I think the Carlson Report on Global Governance of 1994 came out perhaps a few years too early, and that so far traditional diplomacy has not taken its findings enough into consideration. This is not a criticism, but I think traditional diplomacy could learn much from development cooperation. I know that many diplomats have a kind of psychological hindrance about the methods of international cooperation, and this is unfortunate because these skills could prove valuable in many situations. Often the diplomats sent to deal with a situation do not take into consideration intercultural exchanges or the real experiences and the knowledge you can get on the ground while working in another country.

The role of bilateral diplomacy is shrinking but it is concentrated on the safeguard of national interests. Bilateral diplomacy can be used especially for building up alliances in order to work out better solutions to common concerns before entering the multilateral forums.

As you are all aware, the working environment of the diplomat is changing, primarily through the use of technology. Dimensions of information are changing: the collecting and sending of information will become less necessary, while the ability to identify items of real interest in the mass of information available becomes vital. A related issue is how to prepare young diplomats to deal with this rich mass of information, to make use of the information that really serves their needs.

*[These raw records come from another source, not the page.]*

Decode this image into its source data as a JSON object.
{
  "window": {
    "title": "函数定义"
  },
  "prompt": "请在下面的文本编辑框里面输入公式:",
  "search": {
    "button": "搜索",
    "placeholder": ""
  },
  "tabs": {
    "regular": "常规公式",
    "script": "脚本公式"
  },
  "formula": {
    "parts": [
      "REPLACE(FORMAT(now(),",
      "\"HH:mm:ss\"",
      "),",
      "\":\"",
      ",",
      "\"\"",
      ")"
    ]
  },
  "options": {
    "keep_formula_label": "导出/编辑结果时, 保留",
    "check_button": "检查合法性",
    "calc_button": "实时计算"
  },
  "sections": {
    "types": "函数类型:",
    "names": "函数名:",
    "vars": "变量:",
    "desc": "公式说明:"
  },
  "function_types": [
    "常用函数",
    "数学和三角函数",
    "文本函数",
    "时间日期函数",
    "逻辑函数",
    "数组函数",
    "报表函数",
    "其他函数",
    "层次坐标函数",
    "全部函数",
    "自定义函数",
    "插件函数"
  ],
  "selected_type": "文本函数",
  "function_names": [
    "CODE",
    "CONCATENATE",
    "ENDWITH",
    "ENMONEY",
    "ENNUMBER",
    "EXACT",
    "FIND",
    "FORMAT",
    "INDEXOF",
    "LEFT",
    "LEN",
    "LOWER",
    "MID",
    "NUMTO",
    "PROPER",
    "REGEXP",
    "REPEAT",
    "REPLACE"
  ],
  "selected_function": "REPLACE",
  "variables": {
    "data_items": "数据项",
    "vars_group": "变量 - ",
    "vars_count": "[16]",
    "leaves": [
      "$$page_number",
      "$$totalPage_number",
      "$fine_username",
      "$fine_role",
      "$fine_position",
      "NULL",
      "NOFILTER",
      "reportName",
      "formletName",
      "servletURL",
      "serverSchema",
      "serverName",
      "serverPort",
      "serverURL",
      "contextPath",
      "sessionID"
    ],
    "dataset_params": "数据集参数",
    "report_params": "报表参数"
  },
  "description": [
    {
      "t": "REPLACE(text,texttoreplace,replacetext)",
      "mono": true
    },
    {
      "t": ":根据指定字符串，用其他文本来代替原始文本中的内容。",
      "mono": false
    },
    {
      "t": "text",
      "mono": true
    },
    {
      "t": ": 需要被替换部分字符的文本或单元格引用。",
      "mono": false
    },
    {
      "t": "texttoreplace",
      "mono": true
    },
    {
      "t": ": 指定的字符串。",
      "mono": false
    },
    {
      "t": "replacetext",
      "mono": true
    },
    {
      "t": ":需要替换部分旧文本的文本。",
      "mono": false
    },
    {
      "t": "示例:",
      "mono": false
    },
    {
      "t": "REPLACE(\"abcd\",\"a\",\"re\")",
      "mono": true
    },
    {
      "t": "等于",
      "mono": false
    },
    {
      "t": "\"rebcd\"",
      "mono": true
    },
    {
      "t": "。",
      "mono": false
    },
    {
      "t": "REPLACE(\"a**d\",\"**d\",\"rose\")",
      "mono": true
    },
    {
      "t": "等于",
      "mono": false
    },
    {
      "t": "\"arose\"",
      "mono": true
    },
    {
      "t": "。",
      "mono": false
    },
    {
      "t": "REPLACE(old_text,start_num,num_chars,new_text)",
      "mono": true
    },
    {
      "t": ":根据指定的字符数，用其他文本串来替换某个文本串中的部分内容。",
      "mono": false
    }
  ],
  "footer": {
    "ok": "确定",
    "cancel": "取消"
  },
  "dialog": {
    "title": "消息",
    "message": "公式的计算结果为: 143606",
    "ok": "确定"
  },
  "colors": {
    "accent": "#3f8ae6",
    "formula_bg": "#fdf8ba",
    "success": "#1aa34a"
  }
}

The mechanisms of consultation are also changing, due in part to the informal nature of e-mail exchanges at the working level, which can take place regardless of distance. Two years ago I proposed that Switzerland should open a “virtual embassy”. I explained that as 500 million people around the world have access to the Internet, why not open a website allowing visitors to ask questions, for example about economics, or to apply for visas. Why should it still be necessary for a man in Tajikistan to go to Moscow to apply for a visa to enter Switzerland? Why can’t he get the visa through the Internet and collect it at the airport in Zurich or Geneva? But the virtual embassy has still not been opened—I am still trying. I suggested giving the project to young diplomats, as they would respond immediately. The project would require four or five people engaged 24 hours a day, interactively answering questions for the world public.

Another project I proposed, which has not yet been carried out, relates to image promotion. I suggested that we look into several important data banks in the US and in other countries, to see what information they contain about Switzerland. There was practically nothing, just some historical information. This problem should be addressed.

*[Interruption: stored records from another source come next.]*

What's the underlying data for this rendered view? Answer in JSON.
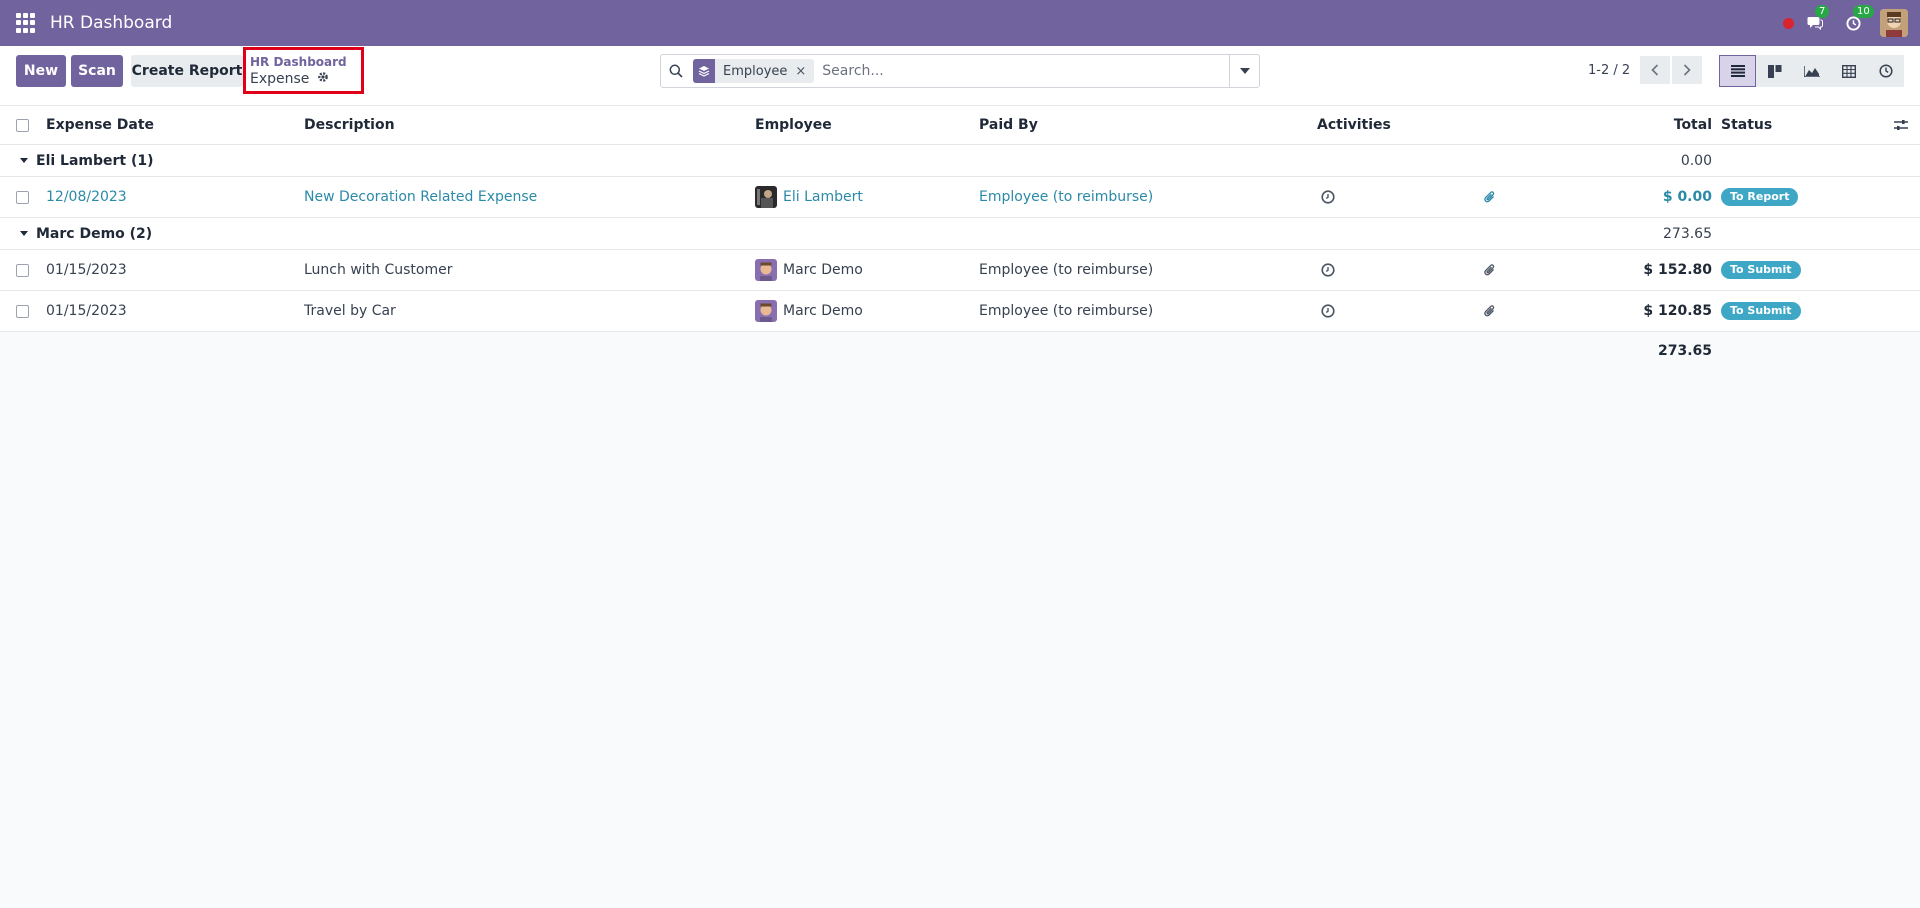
{
  "navbar": {
    "title": "HR Dashboard",
    "messages_count": "7",
    "activities_count": "10"
  },
  "control": {
    "new_label": "New",
    "scan_label": "Scan",
    "create_report_label": "Create Report",
    "breadcrumb_parent": "HR Dashboard",
    "breadcrumb_current": "Expense",
    "search": {
      "facet_label": "Employee",
      "placeholder": "Search..."
    },
    "pager": "1-2 / 2"
  },
  "table": {
    "headers": {
      "expense_date": "Expense Date",
      "description": "Description",
      "employee": "Employee",
      "paid_by": "Paid By",
      "activities": "Activities",
      "total": "Total",
      "status": "Status"
    },
    "groups": [
      {
        "label": "Eli Lambert (1)",
        "total": "0.00",
        "rows": [
          {
            "date": "12/08/2023",
            "description": "New Decoration Related Expense",
            "employee": "Eli Lambert",
            "paid_by": "Employee (to reimburse)",
            "total": "$ 0.00",
            "status": "To Report"
          }
        ]
      },
      {
        "label": "Marc Demo (2)",
        "total": "273.65",
        "rows": [
          {
            "date": "01/15/2023",
            "description": "Lunch with Customer",
            "employee": "Marc Demo",
            "paid_by": "Employee (to reimburse)",
            "total": "$ 152.80",
            "status": "To Submit"
          },
          {
            "date": "01/15/2023",
            "description": "Travel by Car",
            "employee": "Marc Demo",
            "paid_by": "Employee (to reimburse)",
            "total": "$ 120.85",
            "status": "To Submit"
          }
        ]
      }
    ],
    "grand_total": "273.65"
  },
  "colors": {
    "brand": "#71639e",
    "link": "#2b8aa7",
    "status_badge": "#3fa7c6",
    "highlight_box": "#e0001a"
  }
}
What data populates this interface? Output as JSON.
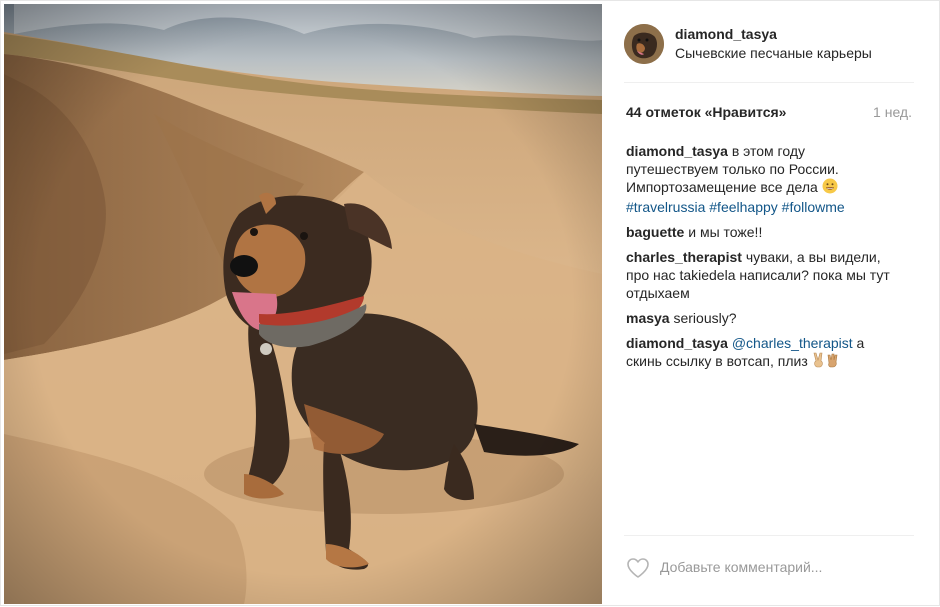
{
  "post": {
    "username": "diamond_tasya",
    "location": "Сычевские песчаные карьеры",
    "likes": "44 отметок «Нравится»",
    "time_ago": "1 нед.",
    "add_comment_placeholder": "Добавьте комментарий..."
  },
  "caption": {
    "user": "diamond_tasya",
    "text": " в этом году путешествуем только по России. Импортозамещение все дела ",
    "emoji": "smiling-face",
    "hashtags": [
      "#travelrussia",
      "#feelhappy",
      "#followme"
    ]
  },
  "comments": [
    {
      "user": "baguette",
      "text": " и мы тоже!!"
    },
    {
      "user": "charles_therapist",
      "text": " чуваки, а вы видели, про нас takiedela написали? пока мы тут отдыхаем"
    },
    {
      "user": "masya",
      "text": " seriously?"
    },
    {
      "user": "diamond_tasya",
      "mention": "@charles_therapist",
      "text": " а скинь ссылку в вотсап, плиз ",
      "emoji": "victory-hand-and-vulcan-salute"
    }
  ],
  "icons": {
    "like": "heart-outline-icon"
  },
  "colors": {
    "text": "#262626",
    "link": "#125688",
    "muted": "#999999",
    "divider": "#efefef"
  }
}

We are, of course, aware that for knowledge use in development cooperation you need a set of guidelines to make your approach understood. And that is my last message: approaches are a part of knowledge and are very important—they can become as important sometimes as information. And in that respect, when you work with a lot of partners you have to be aware that you need a basic set of rules and principles to follow in your work. We developed these for our organisation, and we are still working on it. We even have a set of seven simple management principles for everybody in our organisation, to ensure they know the basics of the philosophy we follow. I conclude with these remarks knowing that I could not fulfil all your expectations, but I hope I have given you some food for thought for your further undertakings in this seminar.